In an effort to expand business, organizations frequently add new service lines or adjust their corporate strategy. For example, companies often add a retail element to a previously direct-to-consumer framework. These organizations often attempt to integrate this new demand into their current operations, but the processes and WMS system may not be equipped to manage a new channel.

Instead of pulling this new demand into your warehouse, you can likely utilize third party logistics (3PL) providers to optimize areas where you may not have the required depth or experience. 3PLs are also a key strategy to manage an overflow situation or occasional spikes in demand. Many 3PLs have specific industry specializations from food to footwear and can supplement your existing capabilities, but you must understand who they are and how they can align with your strengths and weaknesses.

Your organization can also leverage 3PLs to minimize harmful chargebacks. For example, working with large retailers often involves a higher amount of chargebacks especially with less-than-truckload (LTL) deliveries, and 3PLs can utilize pool trucks and provide load consolidation and fulfillment to a group of companies to limit any added fees.

In addition, many companies do not know that some 3PLs can provide a higher level of white glove delivery service to customers. You may currently leverage UPS or FedEx for shipments and drop-offs, but there may be a market advantage to enhanced service. An additional cost may be involved, but it could represent a potential growth opportunity.         

Key performance indicators

Many middle market companies and their warehouses face unnecessary challenges due to inadequate measurements, such as labor time for unloading, put-away, replenishment, pallet picking and piece picking. They do not know the components or have the right level of detail to make effective comparisons and understand how certain factors affect their performance.

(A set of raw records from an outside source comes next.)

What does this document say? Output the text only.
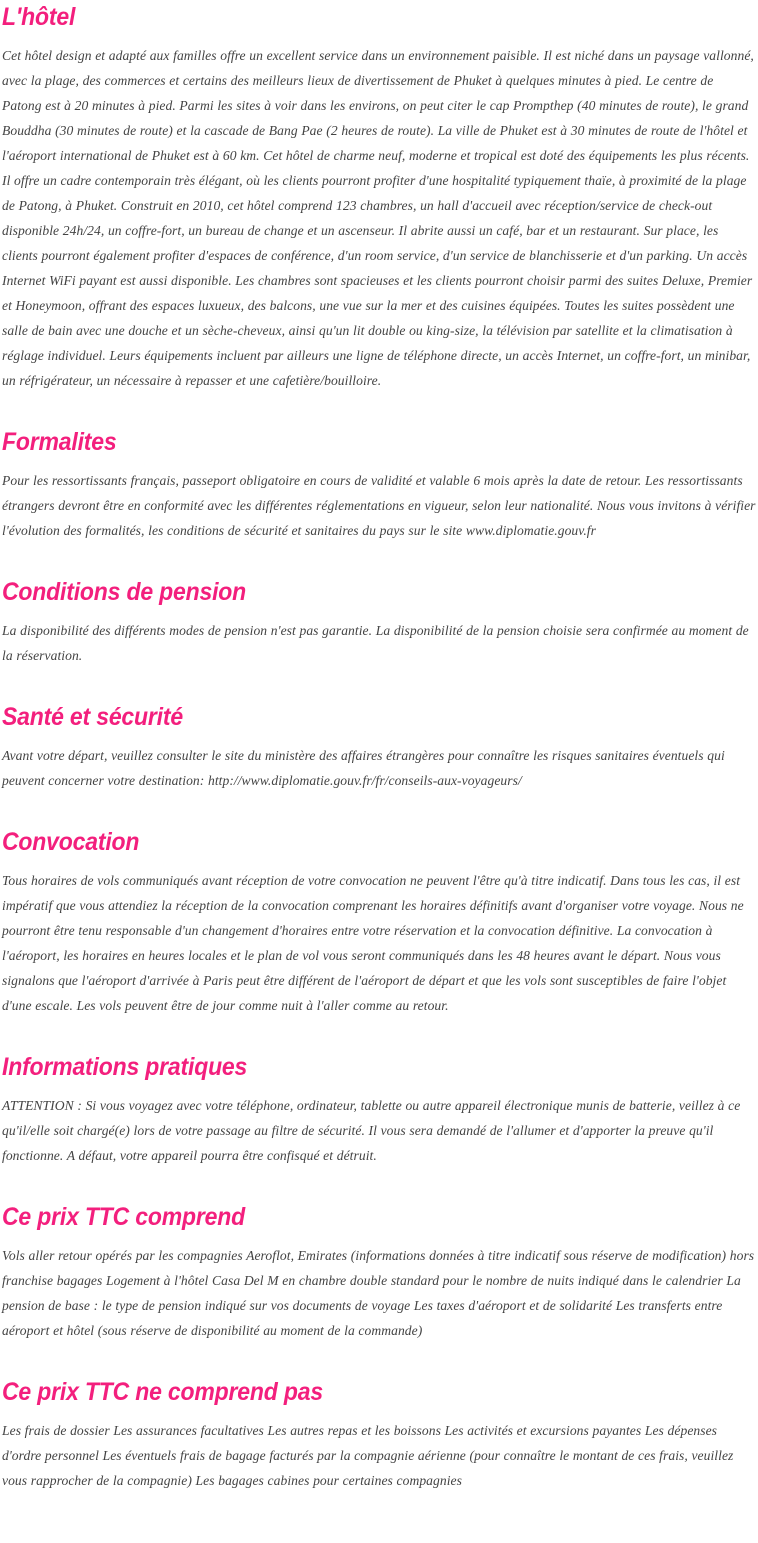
L'hôtel

Cet hôtel design et adapté aux familles offre un excellent service dans un environnement paisible. Il est niché dans un paysage vallonné, avec la plage, des commerces et certains des meilleurs lieux de divertissement de Phuket à quelques minutes à pied. Le centre de Patong est à 20 minutes à pied. Parmi les sites à voir dans les environs, on peut citer le cap Prompthep (40 minutes de route), le grand Bouddha (30 minutes de route) et la cascade de Bang Pae (2 heures de route). La ville de Phuket est à 30 minutes de route de l'hôtel et l'aéroport international de Phuket est à 60 km. Cet hôtel de charme neuf, moderne et tropical est doté des équipements les plus récents. Il offre un cadre contemporain très élégant, où les clients pourront profiter d'une hospitalité typiquement thaïe, à proximité de la plage de Patong, à Phuket. Construit en 2010, cet hôtel comprend 123 chambres, un hall d'accueil avec réception/service de check-out disponible 24h/24, un coffre-fort, un bureau de change et un ascenseur. Il abrite aussi un café, bar et un restaurant. Sur place, les clients pourront également profiter d'espaces de conférence, d'un room service, d'un service de blanchisserie et d'un parking. Un accès Internet WiFi payant est aussi disponible. Les chambres sont spacieuses et les clients pourront choisir parmi des suites Deluxe, Premier et Honeymoon, offrant des espaces luxueux, des balcons, une vue sur la mer et des cuisines équipées. Toutes les suites possèdent une salle de bain avec une douche et un sèche-cheveux, ainsi qu'un lit double ou king-size, la télévision par satellite et la climatisation à réglage individuel. Leurs équipements incluent par ailleurs une ligne de téléphone directe, un accès Internet, un coffre-fort, un minibar, un réfrigérateur, un nécessaire à repasser et une cafetière/bouilloire.

Formalites

Pour les ressortissants français, passeport obligatoire en cours de validité et valable 6 mois après la date de retour. Les ressortissants étrangers devront être en conformité avec les différentes réglementations en vigueur, selon leur nationalité. Nous vous invitons à vérifier l'évolution des formalités, les conditions de sécurité et sanitaires du pays sur le site www.diplomatie.gouv.fr

Conditions de pension

La disponibilité des différents modes de pension n'est pas garantie. La disponibilité de la pension choisie sera confirmée au moment de la réservation.

Santé et sécurité

Avant votre départ, veuillez consulter le site du ministère des affaires étrangères pour connaître les risques sanitaires éventuels qui peuvent concerner votre destination: http://www.diplomatie.gouv.fr/fr/conseils-aux-voyageurs/

Convocation

Tous horaires de vols communiqués avant réception de votre convocation ne peuvent l'être qu'à titre indicatif. Dans tous les cas, il est impératif que vous attendiez la réception de la convocation comprenant les horaires définitifs avant d'organiser votre voyage. Nous ne pourront être tenu responsable d'un changement d'horaires entre votre réservation et la convocation définitive. La convocation à l'aéroport, les horaires en heures locales et le plan de vol vous seront communiqués dans les 48 heures avant le départ. Nous vous signalons que l'aéroport d'arrivée à Paris peut être différent de l'aéroport de départ et que les vols sont susceptibles de faire l'objet d'une escale. Les vols peuvent être de jour comme nuit à l'aller comme au retour.

Informations pratiques

ATTENTION : Si vous voyagez avec votre téléphone, ordinateur, tablette ou autre appareil électronique munis de batterie, veillez à ce qu'il/elle soit chargé(e) lors de votre passage au filtre de sécurité. Il vous sera demandé de l'allumer et d'apporter la preuve qu'il fonctionne. A défaut, votre appareil pourra être confisqué et détruit.

Ce prix TTC comprend

Vols aller retour opérés par les compagnies Aeroflot, Emirates (informations données à titre indicatif sous réserve de modification) hors franchise bagages Logement à l'hôtel Casa Del M en chambre double standard pour le nombre de nuits indiqué dans le calendrier La pension de base : le type de pension indiqué sur vos documents de voyage Les taxes d'aéroport et de solidarité Les transferts entre aéroport et hôtel (sous réserve de disponibilité au moment de la commande)

Ce prix TTC ne comprend pas

Les frais de dossier Les assurances facultatives Les autres repas et les boissons Les activités et excursions payantes Les dépenses d'ordre personnel Les éventuels frais de bagage facturés par la compagnie aérienne (pour connaître le montant de ces frais, veuillez vous rapprocher de la compagnie) Les bagages cabines pour certaines compagnies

Your organization needs to have some level of benchmarking, and luckily several avenues are available. You can leverage several database and benchmarking tools that can draw comparisons to other industry peers—showing where you are effective and where you may be deficient, and where new processes, layouts or systems may be beneficial. Projecting to the rest of your industry is critical to optimize processes, manage costs and increase performance.

Conclusion

While this list of challenges is far from exhaustive, developing solutions for these four common issues can go a long way to establish a foundation for warehousing success. Seemingly small or unchecked issues can become significant concerns quickly, so your organization should act swiftly to increase productivity and transition your warehouse into a significant asset to the company. The warehouse can then provide a competitive advantage at an acceptable cost.